An internal explosion breaks an object, initially at rest, into two pieces, one of which has 2 times the mass of the other. If 22500 J is released in the explosion, how much kinetic energy does each piece acquire?
The lesser mass will have twice the velocity.
KE= 1/2mv^2 +1/2 2M (v/2)^2=22500
1/2mv^2+ 1/4mv^2=
so the smaller piece has twice as much energy than the larger
so smaller has 2/3 22500 Joules
It is not necessary that all of the energy of the explosion be converted to kinetic energy of the two pieces. There will usually also be heating of the pieces, and the release of gas.
IF 22500 J is released in the explosion as kinetic energy of the only two pieces, then the approach of BobPursley will yield the answer.
To determine the kinetic energy acquired by each piece, we need to use the principle of conservation of momentum. The momentum before the explosion is equal to the momentum after the explosion since there are no external forces acting on the system.
Let's denote the mass of the smaller piece as m and the mass of the larger piece as 2m. Since the object is initially at rest, the total initial momentum is 0.

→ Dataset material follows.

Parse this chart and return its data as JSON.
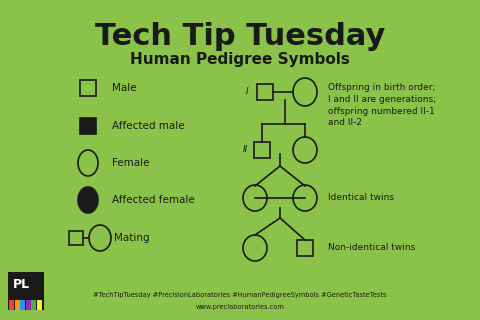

Let the velocity of the smaller piece after the explosion be v1 and the velocity of the larger piece be v2. According to the law of conservation of momentum:
(momentum before explosion) = (momentum after explosion)
0 = (m x v1) + (2m x v2)
Now, we need to express the velocities in terms of the given information. The kinetic energy acquired by an object can be calculated using the equation:
Kinetic energy = (1/2) x (mass) x (velocity)^2
Since we want to find the kinetic energy acquired by each piece, we can set up two equations:
Kinetic energy of smaller piece = (1/2) x m x v1^2
Kinetic energy of larger piece = (1/2) x 2m x v2^2
Since the total energy released in the explosion is 22,500 J, we have:
Kinetic energy of smaller piece + Kinetic energy of larger piece = 22,500 J
Substituting the expressions for kinetic energy, we get:
(1/2) x m x v1^2 + (1/2) x 2m x v2^2 = 22,500 J
We can simplify this equation by canceling out the common term of m:
(1/2) x v1^2 + v2^2 = 22,500 J
Now we have two equations:
(m x v1) + (2m x v2) = 0
(1/2) x v1^2 + (1/2) x 2v2^2 = 22,500 J
Simplifying the first equation:
m x v1 + 2m x v2 = 0
v1 + 2v2 = 0
We can solve this equation for v1 in terms of v2:
v1 = -2v2
Substituting this value into the second equation:
(1/2) x (-2v2)^2 + (1/2) x 2v2^2 = 22,500 J
Simplifying the equation:
(1/2) x (4v2^2) + (1/2) x 2v2^2 = 22,500 J
2v2^2 + 2v2^2 = 22,500 J
4v2^2 = 22,500 J
v2^2 = 22,500 J / 4
v2^2 = 5,625 J
v2 = √(5,625 J)
v2 ≈ 75 J
Using the relationship v1 = -2v2:
v1 = -2 x 75 J
v1 = -150 J
Now that we have the velocities v1 and v2, we can substitute these values into the equations for kinetic energy:
Kinetic energy of smaller piece = (1/2) x m x v1^2
Kinetic energy of larger piece = (1/2) x 2m x v2^2
Plugging in the values:
Kinetic energy of smaller piece = (1/2) x m x (-150 J)^2
Kinetic energy of smaller piece = (1/2) x m x 22,500 J
Kinetic energy of smaller piece = 11,250 J x m
Kinetic energy of larger piece = (1/2) x 2m x (75 J)^2
Kinetic energy of larger piece = (1/2) x 2m x 5,625 J
Kinetic energy of larger piece = 5,625 J x m
Therefore, the smaller piece acquires 11,250 J x m of kinetic energy, and the larger piece acquires 5,625 J x m of kinetic energy.